Manitoba

Phoenix Sinclair inquiry resumes

The Phoenix Sinclair inquiry resumed on Monday, after a month-long hiatus, with testimony from a social worker in Fisher River, Man., where the five-year-old girl was killed in 2005.

Social worker from Fisher River, Man., testifies as hearings get underway

Phoenix Sinclair inquiry resumes

12 years ago
Duration 1:54
Phoenix Sinclair inquiry hearings have resumed in Winnipeg, following a hiatus brought on by more legal wrangling.

The Phoenix Sinclair inquiry resumed on Monday, following a month-long hiatus, with testimony from a social worker in Fisher River, Man., where the five-year-old girl was killed in 2005.

Commissioner Ted Hughes hit the pause button on inquiry proceedings in mid-March, after ruling that lawyer Kris Saxberg was in a conflict of interest.

Saxberg had been representing 12 clients at the inquiry, including regional child-welfare authorities as well as some supervisors and managers — clients who could be at odds with one another.
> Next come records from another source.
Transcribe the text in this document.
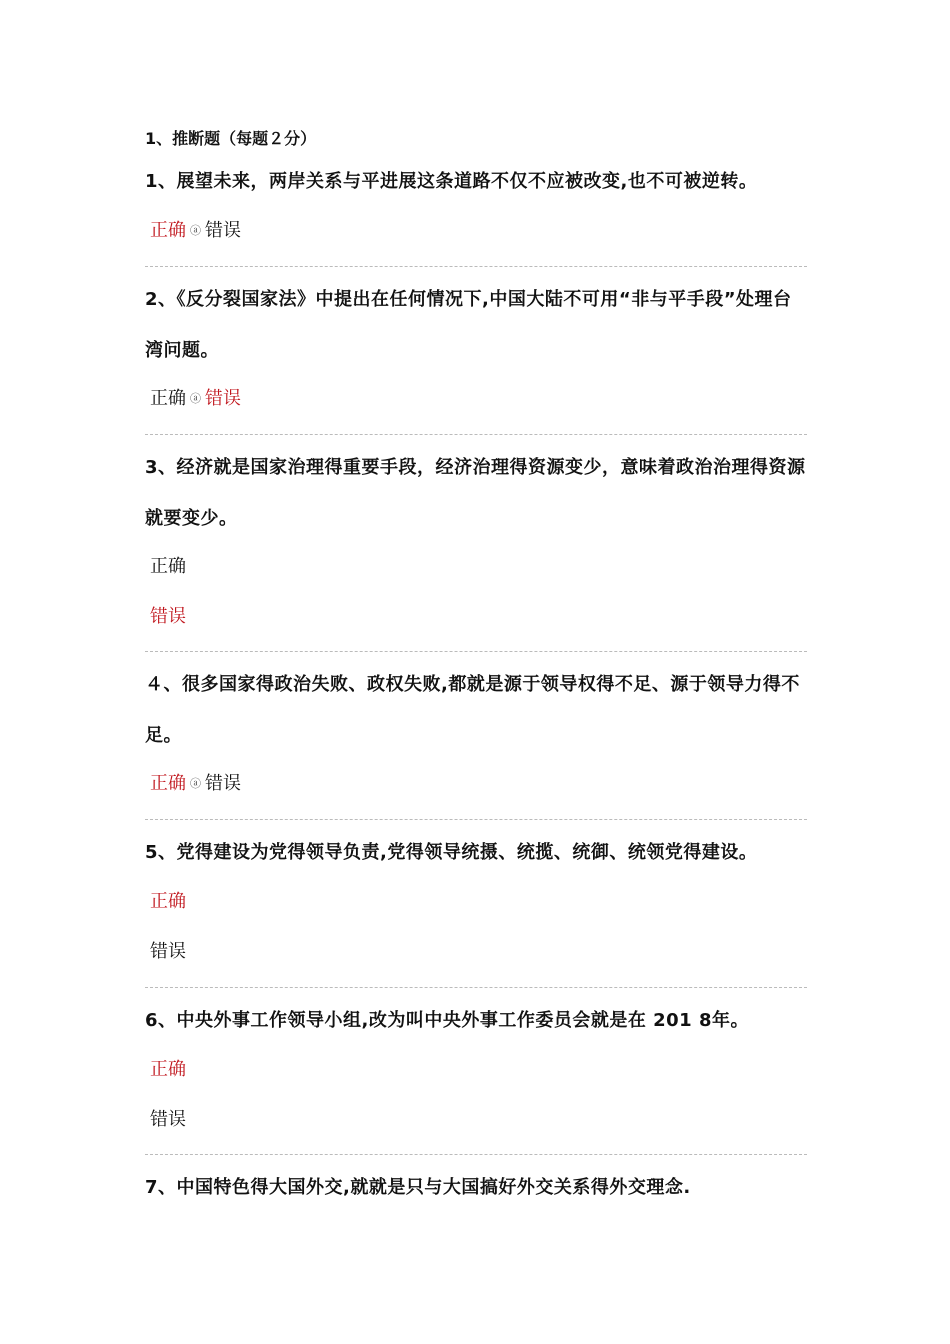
1、推断题（每题２分）
1、展望未来，两岸关系与平进展这条道路不仅不应被改变,也不可被逆转。
正确 ⓐ 错误
2、《反分裂国家法》中提出在任何情况下,中国大陆不可用“非与平手段”处理台湾问题。
正确 ⓐ 错误
3、经济就是国家治理得重要手段，经济治理得资源变少，意味着政治治理得资源就要变少。
正确
错误
４、很多国家得政治失败、政权失败,都就是源于领导权得不足、源于领导力得不足。
正确 ⓐ 错误
5、党得建设为党得领导负责,党得领导统摄、统揽、统御、统领党得建设。
正确
错误
6、中央外事工作领导小组,改为叫中央外事工作委员会就是在 201 8年。
正确
错误
7、中国特色得大国外交,就就是只与大国搞好外交关系得外交理念.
Hughes asked the Law Society of Manitoba for an opinion, and the society agreed that there was a conflict.

Some of those 12 clients now have new lawyers at the inquiry, which is trying determine how the child welfare system failed Phoenix and how her murder went undetected for more than half a year.

Phoenix, a foster child who spent most of her life in and out of care, was beaten to death in Fisher River shortly after social workers gave her back to her biological mother, Samantha Kematch.
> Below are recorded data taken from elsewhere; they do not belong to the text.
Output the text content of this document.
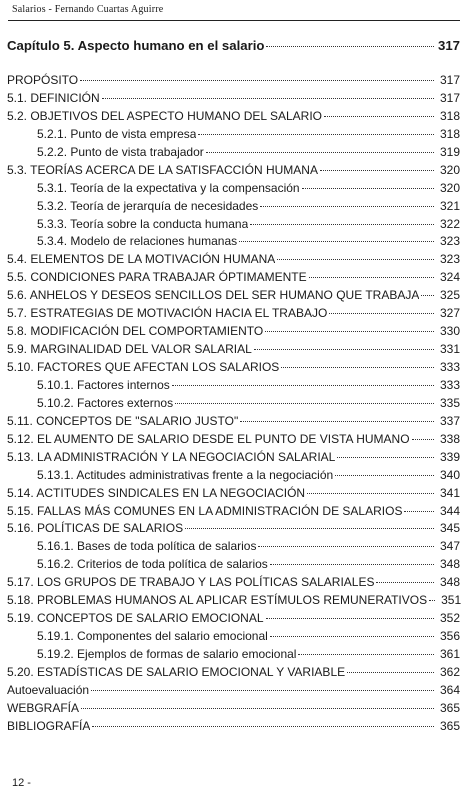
Salarios - Fernando Cuartas Aguirre
Capítulo 5. Aspecto humano en el salario	317
PROPÓSITO	317
5.1. DEFINICIÓN	317
5.2. OBJETIVOS DEL ASPECTO HUMANO DEL SALARIO	318
5.2.1. Punto de vista empresa	318
5.2.2. Punto de vista trabajador	319
5.3. TEORÍAS ACERCA DE LA SATISFACCIÓN HUMANA	320
5.3.1. Teoría de la expectativa y la compensación	320
5.3.2. Teoría de jerarquía de necesidades	321
5.3.3. Teoría sobre la conducta humana	322
5.3.4. Modelo de relaciones humanas	323
5.4. ELEMENTOS DE LA MOTIVACIÓN HUMANA	323
5.5. CONDICIONES PARA TRABAJAR ÓPTIMAMENTE	324
5.6. ANHELOS Y DESEOS SENCILLOS DEL SER HUMANO QUE TRABAJA	325
5.7. ESTRATEGIAS DE MOTIVACIÓN HACIA EL TRABAJO	327
5.8. MODIFICACIÓN DEL COMPORTAMIENTO	330
5.9. MARGINALIDAD DEL VALOR SALARIAL	331
5.10. FACTORES QUE AFECTAN LOS SALARIOS	333
5.10.1. Factores internos	333
5.10.2. Factores externos	335
5.11. CONCEPTOS DE "SALARIO JUSTO"	337
5.12. EL AUMENTO DE SALARIO DESDE EL PUNTO DE VISTA HUMANO	338
5.13. LA ADMINISTRACIÓN Y LA NEGOCIACIÓN SALARIAL	339
5.13.1. Actitudes administrativas frente a la negociación	340
5.14. ACTITUDES SINDICALES EN LA NEGOCIACIÓN	341
5.15. FALLAS MÁS COMUNES EN LA ADMINISTRACIÓN DE SALARIOS	344
5.16. POLÍTICAS DE SALARIOS	345
5.16.1. Bases de toda política de salarios	347
5.16.2. Criterios de toda política de salarios	348
5.17. LOS GRUPOS DE TRABAJO Y LAS POLÍTICAS SALARIALES	348
5.18. PROBLEMAS HUMANOS AL APLICAR ESTÍMULOS REMUNERATIVOS	351
5.19. CONCEPTOS DE SALARIO EMOCIONAL	352
5.19.1. Componentes del salario emocional	356
5.19.2. Ejemplos de formas de salario emocional	361
5.20. ESTADÍSTICAS DE SALARIO EMOCIONAL Y VARIABLE	362
Autoevaluación	364
WEBGRAFÍA	365
BIBLIOGRAFÍA	365
12 -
Both Kematch and Karl McKay, Kematch's common-law partner, were convicted of first-degree murder in 2008 and sentenced to life in prison.

Agency didn't know child was in community

Madeline Bird, who works with Intertribal Child and Family Services in Fisher River, testified on Monday that she made a field visit to check on McKay's sons once.
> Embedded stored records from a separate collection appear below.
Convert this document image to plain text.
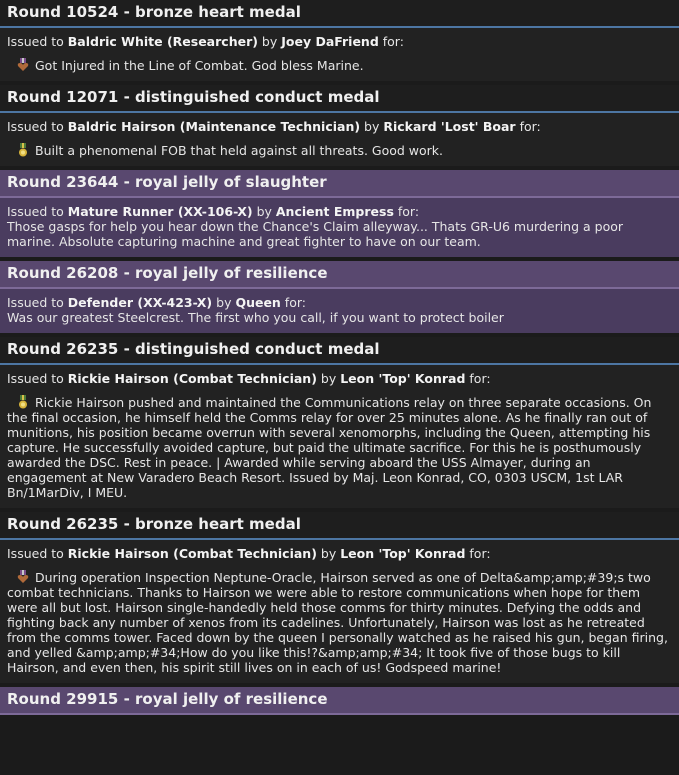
Round 10524 - bronze heart medal
Issued to Baldric White (Researcher) by Joey DaFriend for:
Got Injured in the Line of Combat. God bless Marine.
Round 12071 - distinguished conduct medal
Issued to Baldric Hairson (Maintenance Technician) by Rickard 'Lost' Boar for:
Built a phenomenal FOB that held against all threats. Good work.
Round 23644 - royal jelly of slaughter
Issued to Mature Runner (XX-106-X) by Ancient Empress for:
Those gasps for help you hear down the Chance's Claim alleyway... Thats GR-U6 murdering a poor marine. Absolute capturing machine and great fighter to have on our team.
Round 26208 - royal jelly of resilience
Issued to Defender (XX-423-X) by Queen for:
Was our greatest Steelcrest. The first who you call, if you want to protect boiler
Round 26235 - distinguished conduct medal
Issued to Rickie Hairson (Combat Technician) by Leon 'Top' Konrad for:
Rickie Hairson pushed and maintained the Communications relay on three separate occasions. On the final occasion, he himself held the Comms relay for over 25 minutes alone. As he finally ran out of munitions, his position became overrun with several xenomorphs, including the Queen, attempting his capture. He successfully avoided capture, but paid the ultimate sacrifice. For this he is posthumously awarded the DSC. Rest in peace. | Awarded while serving aboard the USS Almayer, during an engagement at New Varadero Beach Resort. Issued by Maj. Leon Konrad, CO, 0303 USCM, 1st LAR Bn/1MarDiv, I MEU.
Round 26235 - bronze heart medal
Issued to Rickie Hairson (Combat Technician) by Leon 'Top' Konrad for:
During operation Inspection Neptune-Oracle, Hairson served as one of Delta&amp;amp;#39;s two combat technicians. Thanks to Hairson we were able to restore communications when hope for them were all but lost. Hairson single-handedly held those comms for thirty minutes. Defying the odds and fighting back any number of xenos from its cadelines. Unfortunately, Hairson was lost as he retreated from the comms tower. Faced down by the queen I personally watched as he raised his gun, began firing, and yelled &amp;amp;#34;How do you like this!?&amp;amp;#34; It took five of those bugs to kill Hairson, and even then, his spirit still lives on in each of us! Godspeed marine!
Round 29915 - royal jelly of resilience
But when asked if anyone in the agency knew of Phoenix being in the community prior to her death, Bird said no.

Bird told the inquiry that Phoenix's death has hit her hard and she has been feeling "anger, a lot of hurt, a lot of pain, a lot of questions why."

The inquiry was told that while Intertribal Child and Family Services did not interact with Phoenix, staff returned McKay's sons to their mother in Winnipeg after McKay was found to have left them with a babysitter who was wanted by the RCMP.

In the coming weeks, the mother of McKay's sons is expected to testify that she told Intertribal Child and Family Services that Phoenix was not only in Fisher River in 2005, but the child was possibly being abused by McKay.